Neuromyelitis optica (NMO) is an inflammatory and necrotizing disease clinically characterized by selective involvement of the optic nerves and spinal cord. There has been a long controversy as to whether NMO is a variant of multiple sclerosis (MS) or a distinct disease. Recently, an NMO-specific antibody (NMO-IgG) was found in the sera from patients with NMO, and its target antigen was identified as aquaporin 4 (AQP4) water channel protein, mainly expressed in astroglial foot processes. However, the pathogenetic role of the AQP4 in NMO remains unknown. We did an immunohistopathological study on the distribution of AQP4, glial fibrillary acidic protein (GFAP), myelin basic protein (MBP), activated complement C9neo and immunoglobulins in the spinal cord lesions and medulla oblongata of NMO (n = 12), MS (n = 6), brain and spinal infarction (n = 7) and normal control (n = 8). The most striking finding was that AQP4 immunoreactivity was lost in 60 out of a total of 67 acute and chronic NMO lesions (90%), but not in MS plaques. The extensive loss of AQP4 accompanied by decreased GFAP staining was evident, especially in the active perivascular lesions, where immunoglobulins and activated complements were deposited. Interestingly, in those NMO lesions, MBP-stained myelinated fibres were relatively preserved despite the loss of AQP4 and GFAP staining. The areas surrounding the lesions in NMO had enhanced expression of AQP4 and GFAP, which reflected reactive gliosis. In contrast, AQP4 immunoreactivity was well preserved and rather strongly stained in the demyelinating MS plaques, and infarcts were also stained for AQP4 from the very acute phase of necrosis to the chronic stage of astrogliosis. In normal controls, AQP4 was diffusely expressed in the entire tissue sections, but the staining in the spinal cord was stronger in the central grey matter than in the white matter. The present study demonstrated that the immunoreactivities of AQP4 and GFAP were consistently lost from the early stage of the lesions in NMO, notably in the perivascular regions with complement and immunoglobulin deposition. These features in NMO were distinct from those of MS and infarction as well as normal controls, and suggest that astrocytic impairment associated with the loss of AQP4 and humoral immunity may be important in the pathogenesis of NMO lesions.

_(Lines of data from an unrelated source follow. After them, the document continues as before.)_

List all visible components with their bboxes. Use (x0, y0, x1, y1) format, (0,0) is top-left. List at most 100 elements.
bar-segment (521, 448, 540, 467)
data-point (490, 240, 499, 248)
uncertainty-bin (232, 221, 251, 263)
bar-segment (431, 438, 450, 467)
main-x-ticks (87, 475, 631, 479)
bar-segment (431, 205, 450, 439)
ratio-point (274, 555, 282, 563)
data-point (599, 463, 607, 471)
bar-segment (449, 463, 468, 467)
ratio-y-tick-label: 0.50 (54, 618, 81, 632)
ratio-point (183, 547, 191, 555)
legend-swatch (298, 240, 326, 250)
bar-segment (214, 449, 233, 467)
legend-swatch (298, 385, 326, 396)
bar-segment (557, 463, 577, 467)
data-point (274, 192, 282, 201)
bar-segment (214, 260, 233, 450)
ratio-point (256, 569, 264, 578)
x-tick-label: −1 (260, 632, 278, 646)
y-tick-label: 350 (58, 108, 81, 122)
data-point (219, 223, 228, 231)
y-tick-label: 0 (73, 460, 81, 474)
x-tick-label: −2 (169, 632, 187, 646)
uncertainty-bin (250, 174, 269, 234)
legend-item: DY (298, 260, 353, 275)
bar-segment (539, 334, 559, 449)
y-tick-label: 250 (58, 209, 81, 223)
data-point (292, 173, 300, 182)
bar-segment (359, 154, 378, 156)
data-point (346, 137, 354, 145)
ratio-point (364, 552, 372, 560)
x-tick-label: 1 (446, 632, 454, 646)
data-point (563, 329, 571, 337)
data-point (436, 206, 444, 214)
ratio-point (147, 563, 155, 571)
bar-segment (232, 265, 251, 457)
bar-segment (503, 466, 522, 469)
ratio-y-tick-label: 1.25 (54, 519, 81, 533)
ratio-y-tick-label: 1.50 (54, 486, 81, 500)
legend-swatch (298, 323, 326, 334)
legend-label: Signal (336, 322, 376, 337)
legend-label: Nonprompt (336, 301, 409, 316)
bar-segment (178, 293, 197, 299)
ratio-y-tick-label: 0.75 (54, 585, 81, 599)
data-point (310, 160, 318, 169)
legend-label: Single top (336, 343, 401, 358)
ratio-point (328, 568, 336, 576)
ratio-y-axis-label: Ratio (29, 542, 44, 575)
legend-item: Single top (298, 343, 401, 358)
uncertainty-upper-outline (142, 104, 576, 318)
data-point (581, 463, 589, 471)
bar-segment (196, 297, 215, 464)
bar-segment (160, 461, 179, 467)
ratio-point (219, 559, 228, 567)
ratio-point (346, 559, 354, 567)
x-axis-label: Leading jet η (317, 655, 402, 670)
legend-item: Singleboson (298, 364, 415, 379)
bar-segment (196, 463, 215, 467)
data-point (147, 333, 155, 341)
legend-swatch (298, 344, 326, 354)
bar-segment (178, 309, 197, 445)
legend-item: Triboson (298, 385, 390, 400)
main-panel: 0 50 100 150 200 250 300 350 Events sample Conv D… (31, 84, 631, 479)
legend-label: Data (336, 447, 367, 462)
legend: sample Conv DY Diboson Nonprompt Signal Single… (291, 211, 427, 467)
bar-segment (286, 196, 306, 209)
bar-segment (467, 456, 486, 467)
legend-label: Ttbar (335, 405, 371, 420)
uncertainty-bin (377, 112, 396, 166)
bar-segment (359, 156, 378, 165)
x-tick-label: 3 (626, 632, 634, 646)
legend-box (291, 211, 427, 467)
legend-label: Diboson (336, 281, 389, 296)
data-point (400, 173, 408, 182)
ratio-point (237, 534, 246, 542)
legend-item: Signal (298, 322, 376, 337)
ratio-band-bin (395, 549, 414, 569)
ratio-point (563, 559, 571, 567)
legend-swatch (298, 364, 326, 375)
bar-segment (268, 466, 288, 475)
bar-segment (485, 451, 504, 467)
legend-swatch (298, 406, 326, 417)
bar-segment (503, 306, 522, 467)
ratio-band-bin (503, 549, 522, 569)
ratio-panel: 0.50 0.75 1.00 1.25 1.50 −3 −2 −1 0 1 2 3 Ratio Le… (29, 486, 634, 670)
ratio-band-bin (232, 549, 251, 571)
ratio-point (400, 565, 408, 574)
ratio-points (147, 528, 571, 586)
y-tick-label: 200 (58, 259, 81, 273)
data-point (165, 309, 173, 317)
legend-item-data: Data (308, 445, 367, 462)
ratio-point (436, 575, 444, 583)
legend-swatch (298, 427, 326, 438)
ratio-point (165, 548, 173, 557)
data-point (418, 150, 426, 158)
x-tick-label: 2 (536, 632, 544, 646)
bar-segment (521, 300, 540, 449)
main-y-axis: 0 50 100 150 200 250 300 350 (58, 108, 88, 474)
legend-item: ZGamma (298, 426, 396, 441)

Key Words: neuromyelitis optica; multiple sclerosis; aquaporin 4; astrocyte; necrosis

Abbreviations: GFAP, glial fibrillary acidic protein; AQP4, aquaporin 4; BBB, blood–brain barrier; LCA, leucocyte antigen; MBP, myelin basic protein; PLP, proteolipid protein; VEGF, vascular endothelial growth factor

Received November 10, 2006. Revised February 12, 2007. Accepted February 13, 2007.